ISSN: 2511-7602

Journal for Art Market Studies

Editorial

It is a truth universally acknowledged, that a European museum in possession of a good collection, must on no account ever sell any of it. This issue of the Journal for Art Market Studies sets out to question this assumption. The dictum is more recent than is perhaps generally known.

In 1955, the precious Ottoman Codex Aureus of Echternach was for sale in Germany. The jewel-encrusted cover made of gold and ivory was spectacular, as was the lavishly illuminated content. Without World War II, the codex would most likely have remained in the ducal collections in Gotha. With the approach of the Red Army, the ducal family managed to spirit it out of the ducal seat and transfer it to its castle in Coburg in the US zone of occupation further south. The codex was also on the list of nationally significant cultural assets of the Federal Republic of Germany.

When a purchase offer from the Metropolitan Museum in New York came in at one million dollars in 1954, the German government decided to intervene. The object’s “natural home”, as the German president Theodor Heuss put it at the time, was the German National Museum in Nuremberg. Yet the museum and the state alone could not find the requisite sum of money. The museum would need to sell a painting: an altarpiece by Lucas van Leyden went to the Museum of Fine Arts in Boston.1

This is by no means a unique event. European museums were historically much less opposed to selling than we are currently meant to believe. Could a similar situation be imagined today? Would the German public accept a sale from the collection of the Berlin State Museums to fund, for example, a repurchase of the Guelph Treasure after restitution to its claimants? Howls of outrage are conceivable. But in the 1950s, a museum could quietly sell to do what politicians considered its duty of preservation to the nation.

A recent article in a main German daily newspaper denounced a deaccession process dating back to 1975 and culminating in a high-priced auction sale last year as a “forever loss”.2 This issue of the journal proposes that an open discussion is necessary. Is an object sold to the highest bidder indeed “lost forever”? Are private collections really black holes where items disappear for good? Proponents of enshrining collections, both institutional and private, might consider the role played by generational change. One argument against institutional sales is that changes in taste may influence decisions which would later be regarded as disastrous. But private collections are also subject to changes in taste. The children of a collector may well decide to sell or donate unfashionable objects. In doing so, they prompt another life cycle, with some objects going to museums and others to other collections, where they may remain hidden or displayed for all to see. Indeed, museum ownership is no guarantee of visibility to the public, as institutional depots demonstrate. Neither is private ownership a guarantee of withholding a precious object from public view.

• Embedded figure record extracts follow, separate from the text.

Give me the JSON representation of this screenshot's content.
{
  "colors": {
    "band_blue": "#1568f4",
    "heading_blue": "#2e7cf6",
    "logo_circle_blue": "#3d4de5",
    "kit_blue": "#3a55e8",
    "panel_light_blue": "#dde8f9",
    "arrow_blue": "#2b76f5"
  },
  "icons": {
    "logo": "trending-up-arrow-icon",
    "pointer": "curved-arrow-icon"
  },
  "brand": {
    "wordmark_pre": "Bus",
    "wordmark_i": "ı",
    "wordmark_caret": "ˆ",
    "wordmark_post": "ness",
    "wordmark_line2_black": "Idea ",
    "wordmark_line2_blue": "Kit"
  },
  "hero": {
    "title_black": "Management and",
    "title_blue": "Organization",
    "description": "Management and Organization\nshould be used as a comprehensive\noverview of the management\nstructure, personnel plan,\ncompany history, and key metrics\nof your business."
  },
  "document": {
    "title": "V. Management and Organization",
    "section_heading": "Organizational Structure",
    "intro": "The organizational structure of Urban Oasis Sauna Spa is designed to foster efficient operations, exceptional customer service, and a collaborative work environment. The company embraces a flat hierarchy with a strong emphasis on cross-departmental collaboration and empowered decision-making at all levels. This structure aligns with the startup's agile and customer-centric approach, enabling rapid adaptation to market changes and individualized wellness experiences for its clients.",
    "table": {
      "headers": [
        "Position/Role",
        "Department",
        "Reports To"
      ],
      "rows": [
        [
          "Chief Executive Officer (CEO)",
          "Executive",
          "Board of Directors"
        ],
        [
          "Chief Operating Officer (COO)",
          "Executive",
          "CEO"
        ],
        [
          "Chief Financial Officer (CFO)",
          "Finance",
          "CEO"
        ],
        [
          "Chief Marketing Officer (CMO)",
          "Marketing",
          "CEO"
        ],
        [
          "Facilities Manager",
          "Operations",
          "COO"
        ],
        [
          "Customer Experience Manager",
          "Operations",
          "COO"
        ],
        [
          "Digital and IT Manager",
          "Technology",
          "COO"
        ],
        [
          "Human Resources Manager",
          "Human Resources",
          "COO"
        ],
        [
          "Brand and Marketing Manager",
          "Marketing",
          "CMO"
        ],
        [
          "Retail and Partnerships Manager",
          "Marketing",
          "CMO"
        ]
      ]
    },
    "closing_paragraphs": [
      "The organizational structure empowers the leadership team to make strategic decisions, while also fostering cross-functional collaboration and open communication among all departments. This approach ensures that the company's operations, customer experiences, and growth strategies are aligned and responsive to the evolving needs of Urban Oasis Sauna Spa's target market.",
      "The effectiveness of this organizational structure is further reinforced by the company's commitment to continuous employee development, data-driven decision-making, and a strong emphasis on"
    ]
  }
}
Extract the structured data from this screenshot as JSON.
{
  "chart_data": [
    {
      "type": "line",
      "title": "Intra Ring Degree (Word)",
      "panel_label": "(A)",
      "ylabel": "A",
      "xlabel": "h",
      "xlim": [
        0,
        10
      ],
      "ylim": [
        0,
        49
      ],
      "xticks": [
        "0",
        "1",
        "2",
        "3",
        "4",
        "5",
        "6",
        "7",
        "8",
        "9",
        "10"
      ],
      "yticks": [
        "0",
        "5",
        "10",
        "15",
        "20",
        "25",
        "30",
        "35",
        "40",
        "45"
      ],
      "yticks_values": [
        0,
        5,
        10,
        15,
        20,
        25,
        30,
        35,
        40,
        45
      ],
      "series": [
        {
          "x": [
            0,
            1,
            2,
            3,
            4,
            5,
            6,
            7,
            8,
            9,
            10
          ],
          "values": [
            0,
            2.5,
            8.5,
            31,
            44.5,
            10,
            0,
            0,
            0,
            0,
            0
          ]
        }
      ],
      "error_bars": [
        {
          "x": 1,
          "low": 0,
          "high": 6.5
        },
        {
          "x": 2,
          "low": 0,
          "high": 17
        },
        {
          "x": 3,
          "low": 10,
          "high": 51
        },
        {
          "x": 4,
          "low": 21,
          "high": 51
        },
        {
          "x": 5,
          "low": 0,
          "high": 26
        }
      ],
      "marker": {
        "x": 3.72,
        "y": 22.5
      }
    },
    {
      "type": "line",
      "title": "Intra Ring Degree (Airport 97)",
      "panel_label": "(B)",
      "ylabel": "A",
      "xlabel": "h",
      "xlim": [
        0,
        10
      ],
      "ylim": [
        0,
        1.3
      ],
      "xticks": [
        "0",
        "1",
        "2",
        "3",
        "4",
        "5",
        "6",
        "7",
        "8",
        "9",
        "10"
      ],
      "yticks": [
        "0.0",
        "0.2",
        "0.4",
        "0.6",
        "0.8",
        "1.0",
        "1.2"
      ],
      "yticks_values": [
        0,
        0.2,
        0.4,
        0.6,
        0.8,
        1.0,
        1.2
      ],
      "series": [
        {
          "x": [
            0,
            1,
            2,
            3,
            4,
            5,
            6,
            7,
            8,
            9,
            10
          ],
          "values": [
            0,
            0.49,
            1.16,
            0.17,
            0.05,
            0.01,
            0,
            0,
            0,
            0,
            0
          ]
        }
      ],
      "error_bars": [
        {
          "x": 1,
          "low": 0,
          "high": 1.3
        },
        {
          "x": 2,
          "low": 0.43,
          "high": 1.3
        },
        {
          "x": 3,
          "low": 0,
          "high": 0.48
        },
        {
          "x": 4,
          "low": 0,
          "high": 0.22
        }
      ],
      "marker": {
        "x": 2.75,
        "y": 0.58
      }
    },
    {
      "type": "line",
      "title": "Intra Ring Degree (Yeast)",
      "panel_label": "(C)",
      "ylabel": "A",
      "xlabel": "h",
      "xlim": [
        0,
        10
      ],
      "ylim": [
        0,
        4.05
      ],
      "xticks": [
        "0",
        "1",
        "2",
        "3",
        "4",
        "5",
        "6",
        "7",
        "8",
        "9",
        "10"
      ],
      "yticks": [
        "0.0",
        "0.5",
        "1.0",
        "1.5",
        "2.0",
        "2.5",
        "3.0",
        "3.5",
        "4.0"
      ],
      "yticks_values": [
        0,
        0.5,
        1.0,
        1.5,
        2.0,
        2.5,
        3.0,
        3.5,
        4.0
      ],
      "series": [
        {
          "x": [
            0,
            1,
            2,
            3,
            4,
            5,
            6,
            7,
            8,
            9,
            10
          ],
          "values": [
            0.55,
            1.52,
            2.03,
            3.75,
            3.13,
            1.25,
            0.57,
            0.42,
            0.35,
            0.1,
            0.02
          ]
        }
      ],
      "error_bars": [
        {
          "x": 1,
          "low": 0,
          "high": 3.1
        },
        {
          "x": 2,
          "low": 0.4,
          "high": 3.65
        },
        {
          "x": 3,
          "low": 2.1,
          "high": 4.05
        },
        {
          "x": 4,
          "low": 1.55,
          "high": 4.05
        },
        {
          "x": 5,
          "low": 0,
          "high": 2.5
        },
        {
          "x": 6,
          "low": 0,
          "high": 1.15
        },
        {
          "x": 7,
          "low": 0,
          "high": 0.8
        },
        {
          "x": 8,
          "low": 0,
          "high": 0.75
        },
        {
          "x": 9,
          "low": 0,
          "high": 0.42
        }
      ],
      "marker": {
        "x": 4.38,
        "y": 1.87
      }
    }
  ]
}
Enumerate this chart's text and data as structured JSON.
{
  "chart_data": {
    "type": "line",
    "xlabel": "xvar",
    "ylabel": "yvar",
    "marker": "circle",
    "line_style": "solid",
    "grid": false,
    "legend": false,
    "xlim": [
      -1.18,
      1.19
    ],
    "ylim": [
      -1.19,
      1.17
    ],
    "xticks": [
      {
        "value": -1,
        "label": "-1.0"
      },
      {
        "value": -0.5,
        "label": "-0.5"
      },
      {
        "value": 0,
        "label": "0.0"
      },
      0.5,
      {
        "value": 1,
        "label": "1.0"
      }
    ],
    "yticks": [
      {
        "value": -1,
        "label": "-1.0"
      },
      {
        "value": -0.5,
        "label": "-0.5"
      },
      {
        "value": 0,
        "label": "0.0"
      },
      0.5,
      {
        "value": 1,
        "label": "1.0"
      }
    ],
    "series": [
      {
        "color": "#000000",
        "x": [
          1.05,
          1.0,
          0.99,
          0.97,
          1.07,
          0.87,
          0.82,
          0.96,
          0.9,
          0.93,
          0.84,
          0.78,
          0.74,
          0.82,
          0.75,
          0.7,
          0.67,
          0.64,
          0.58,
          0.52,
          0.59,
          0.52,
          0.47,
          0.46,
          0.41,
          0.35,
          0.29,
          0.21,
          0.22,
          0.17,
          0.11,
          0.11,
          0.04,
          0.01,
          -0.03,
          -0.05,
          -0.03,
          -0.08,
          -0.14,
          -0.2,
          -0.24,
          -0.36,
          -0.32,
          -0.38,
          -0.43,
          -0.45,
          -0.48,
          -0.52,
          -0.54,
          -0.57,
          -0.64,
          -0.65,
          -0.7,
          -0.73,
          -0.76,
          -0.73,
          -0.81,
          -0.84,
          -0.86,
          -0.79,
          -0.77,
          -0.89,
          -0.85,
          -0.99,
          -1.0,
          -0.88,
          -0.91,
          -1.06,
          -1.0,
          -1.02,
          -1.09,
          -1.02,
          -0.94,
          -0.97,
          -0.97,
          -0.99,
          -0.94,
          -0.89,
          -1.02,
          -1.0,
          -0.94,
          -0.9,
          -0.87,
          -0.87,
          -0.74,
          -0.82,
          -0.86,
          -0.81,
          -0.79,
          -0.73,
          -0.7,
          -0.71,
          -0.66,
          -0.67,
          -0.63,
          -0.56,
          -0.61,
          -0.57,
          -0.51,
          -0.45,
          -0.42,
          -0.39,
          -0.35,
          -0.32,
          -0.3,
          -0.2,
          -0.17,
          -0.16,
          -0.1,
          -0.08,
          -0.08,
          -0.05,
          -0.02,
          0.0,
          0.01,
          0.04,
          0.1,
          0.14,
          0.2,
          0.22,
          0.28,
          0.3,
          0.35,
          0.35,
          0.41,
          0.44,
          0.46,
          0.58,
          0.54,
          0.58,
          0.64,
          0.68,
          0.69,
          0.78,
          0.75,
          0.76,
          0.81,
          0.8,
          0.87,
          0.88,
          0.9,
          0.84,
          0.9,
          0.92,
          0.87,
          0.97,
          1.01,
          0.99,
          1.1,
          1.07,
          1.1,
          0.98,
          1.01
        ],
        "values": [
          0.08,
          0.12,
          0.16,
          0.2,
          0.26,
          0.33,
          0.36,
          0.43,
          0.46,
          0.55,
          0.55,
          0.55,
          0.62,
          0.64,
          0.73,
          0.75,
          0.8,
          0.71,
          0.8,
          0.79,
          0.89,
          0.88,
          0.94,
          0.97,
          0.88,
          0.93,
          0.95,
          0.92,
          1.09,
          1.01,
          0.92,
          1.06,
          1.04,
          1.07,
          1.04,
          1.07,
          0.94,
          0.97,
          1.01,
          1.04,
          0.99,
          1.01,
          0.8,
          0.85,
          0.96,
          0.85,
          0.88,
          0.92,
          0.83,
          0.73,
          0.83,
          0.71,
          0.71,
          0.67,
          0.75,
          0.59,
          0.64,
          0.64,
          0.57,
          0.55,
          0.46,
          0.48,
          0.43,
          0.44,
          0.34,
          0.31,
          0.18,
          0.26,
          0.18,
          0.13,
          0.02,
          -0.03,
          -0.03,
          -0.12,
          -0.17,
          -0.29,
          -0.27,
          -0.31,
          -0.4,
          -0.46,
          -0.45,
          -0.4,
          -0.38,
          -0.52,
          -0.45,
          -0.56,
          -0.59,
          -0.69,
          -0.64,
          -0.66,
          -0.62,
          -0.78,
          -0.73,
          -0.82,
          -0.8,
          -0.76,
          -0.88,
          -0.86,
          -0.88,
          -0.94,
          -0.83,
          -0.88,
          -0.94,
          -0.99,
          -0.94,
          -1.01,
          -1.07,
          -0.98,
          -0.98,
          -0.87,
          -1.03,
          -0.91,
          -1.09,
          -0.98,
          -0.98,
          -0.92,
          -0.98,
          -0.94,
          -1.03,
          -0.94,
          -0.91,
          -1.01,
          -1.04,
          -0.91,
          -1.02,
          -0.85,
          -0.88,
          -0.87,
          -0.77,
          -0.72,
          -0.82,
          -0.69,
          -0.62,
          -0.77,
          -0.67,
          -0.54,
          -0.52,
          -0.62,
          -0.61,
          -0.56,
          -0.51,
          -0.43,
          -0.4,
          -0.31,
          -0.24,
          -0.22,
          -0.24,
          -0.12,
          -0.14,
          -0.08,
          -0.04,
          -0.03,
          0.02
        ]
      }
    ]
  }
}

Is today’s indignation at the idea of museum sales in Europe perhaps partly grounded in the losses from the Second World War? If this was not an issue in the 1950s, it seems unlikely that it would have set in later. Certainly, museum professionals have a point in arguing that tastes change and one generation’s disposable items may become the next generation’s prized assets (or vice versa). Hindsight is a wonderful thing. But at the same time, the museum as an institution from the nineteenth century needs to face the challenges of the twenty-first. Can it really do so if it refuses to envisage change? The beginning of restitutions to African countries may indicate a loosening of rigidity. We will observe the further discussion with much interest and are delighted to contribute some relevant historical research to the debate.

Susanne Meyer-Abich


1 Timo Trümper (ed.), Die verlorenen Meisterwerke. Wieder zurück in Gotha! (Petersberg: Imhof, 2022), 70.

2 Brigitta Hauser-Schäublin, Wie die “Maske der Winde” für immer verloren ging, in Frankfurter Allgemeine Zeitung, 9 June 2022.